Zamora, la recensione
Dentro Zamore c'è una storia sentimentale di provincia, ma anche una di qualcuno rimasto indietro, ma anche una mentore allievo e tutto giusto
La recensione di Zamora, il primo film da regista di Neri Marcorè, in uscita al cinema il 4 aprile
Questa è una storia sostanzialmente di romanticismo da sconfitti in provincia, in cui nessuno è veramente bello (anzi, c’è un bel lavoro sull’ordinaria bruttezza) e nessuno è veramente attraente, eppure (o forse proprio per quello) sentiamo bene il sentimento che questo ragazzo assunto in un’azienda della grande città prova non solo nel sentirsi sradicato da una realtà in cui era a suo agio, messo alla prova da una nuova vita in città, ma anche attratto da una signorina in ufficio. Ci sono tantissime spinte ben equilibrate in questo protagonista (andrebbe aggiunto anche il fatto di essere indietro rispetto al suo tempo, non al passo delle nuove relazioni uomo/donna). L’attrazione, soffusa dalle buone maniere anni ‘60 e dal formalismo aziendale, si avverte.

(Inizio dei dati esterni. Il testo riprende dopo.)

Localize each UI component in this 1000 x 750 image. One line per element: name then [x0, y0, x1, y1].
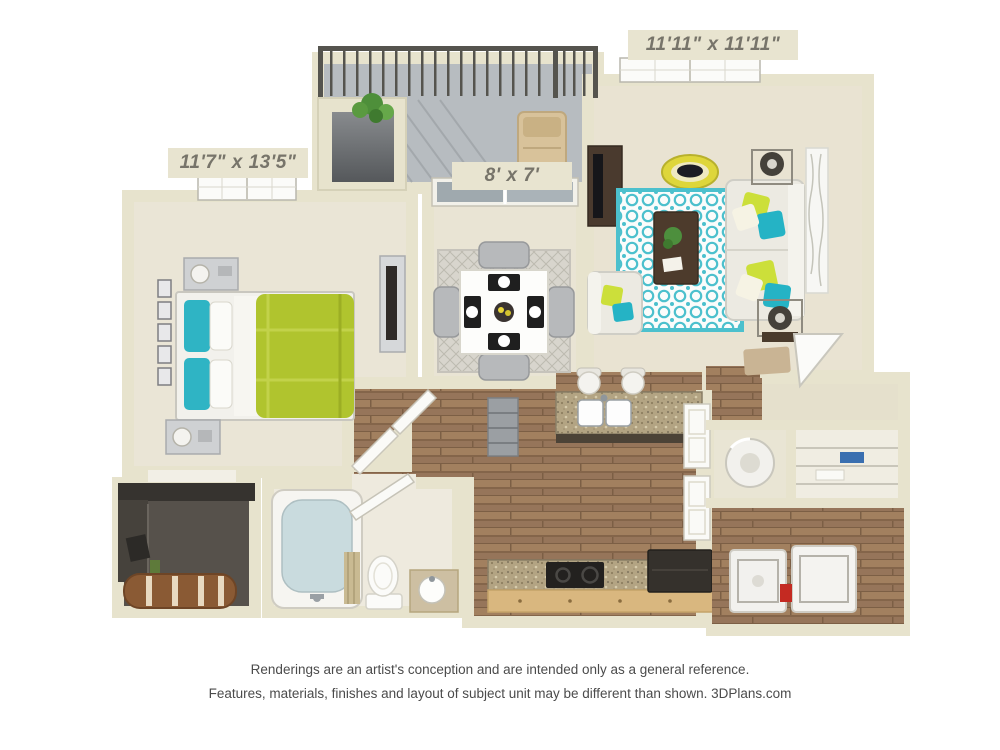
bedroom-dimensions-label: 11'7" x 13'5"	[168, 148, 308, 178]
water-heater	[714, 430, 786, 498]
bottom-counter	[488, 550, 714, 612]
armchair	[588, 272, 642, 334]
living-tv	[593, 154, 603, 218]
linen-shelves	[796, 430, 898, 498]
kitchen-sink	[606, 400, 631, 426]
pantry-cabinet	[488, 398, 518, 456]
patio-dimensions-label: 8' x 7'	[452, 162, 572, 190]
wall-art-frames	[158, 280, 171, 385]
dog-bed	[662, 155, 718, 189]
refrigerator	[648, 550, 712, 592]
dining-chair	[434, 287, 460, 337]
curtain-panel	[806, 148, 828, 293]
floorplan-page: 11'7" x 13'5" 8' x 7' 11'11" x 11'11" Re…	[0, 0, 1000, 750]
bedroom-tv	[386, 266, 397, 340]
dining-chair	[479, 354, 529, 380]
stove	[546, 562, 604, 588]
table-lamp	[191, 265, 209, 283]
table-lamp	[173, 428, 191, 446]
dining-chair	[479, 242, 529, 268]
closet-door-frame	[148, 470, 236, 482]
teal-pillow	[184, 300, 210, 352]
dresser-tv	[380, 256, 405, 352]
bathroom-sink	[410, 570, 458, 612]
living-window	[620, 58, 760, 82]
teal-throw-pillow	[756, 210, 786, 240]
detergent-bottle	[780, 584, 792, 602]
towel-rack	[344, 552, 360, 604]
dining-chair	[548, 287, 574, 337]
washer	[730, 550, 786, 612]
dryer	[792, 546, 856, 612]
floorplan-rendering	[0, 0, 1000, 750]
magazine	[662, 257, 683, 273]
living-room-dimensions-label: 11'11" x 11'11"	[628, 30, 798, 60]
disclaimer-line-2: Features, materials, finishes and layout…	[0, 686, 1000, 701]
breakfast-bar	[556, 392, 702, 443]
centerpiece-bowl	[494, 302, 514, 322]
entry-console-table	[762, 332, 798, 342]
sink-faucet	[601, 395, 608, 402]
teal-pillow	[184, 358, 210, 410]
coffee-table	[654, 212, 698, 284]
closet-bench	[124, 574, 236, 608]
teal-throw-pillow	[612, 302, 634, 323]
storage-box	[840, 452, 864, 463]
base-cabinets	[488, 590, 714, 612]
teal-throw-pillow	[762, 282, 791, 309]
bed	[176, 292, 354, 420]
sleeping-dog	[677, 165, 703, 178]
disclaimer-line-1: Renderings are an artist's conception an…	[0, 662, 1000, 677]
nightstand-bottom	[166, 420, 220, 454]
nightstand-top	[184, 258, 238, 290]
entry-doormat	[743, 346, 791, 375]
tub-faucet	[313, 594, 321, 602]
sink-faucet	[429, 576, 435, 582]
kitchen-sink	[578, 400, 603, 426]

Neri Marcorè (che, strano a dirsi, è quello che nel cast è meno a fuoco) non solo conduce bene il film che ha scritto con Paola Mammini e Maurizio Careddu ma gli dà proprio un piglio personale. C’è un’attenzione alle scenografie non comune, come anche una al trucco, alla dimensione visiva (c’è una festa mesta in azienda eccezionale) e poi al casting. Zamora è pieno di comici, tutti presi in ruoli da caratteristi e tutti molto bravi, sui quali regna Giovanni Storti, all’apice di questa sua nuova carriera da caratterista.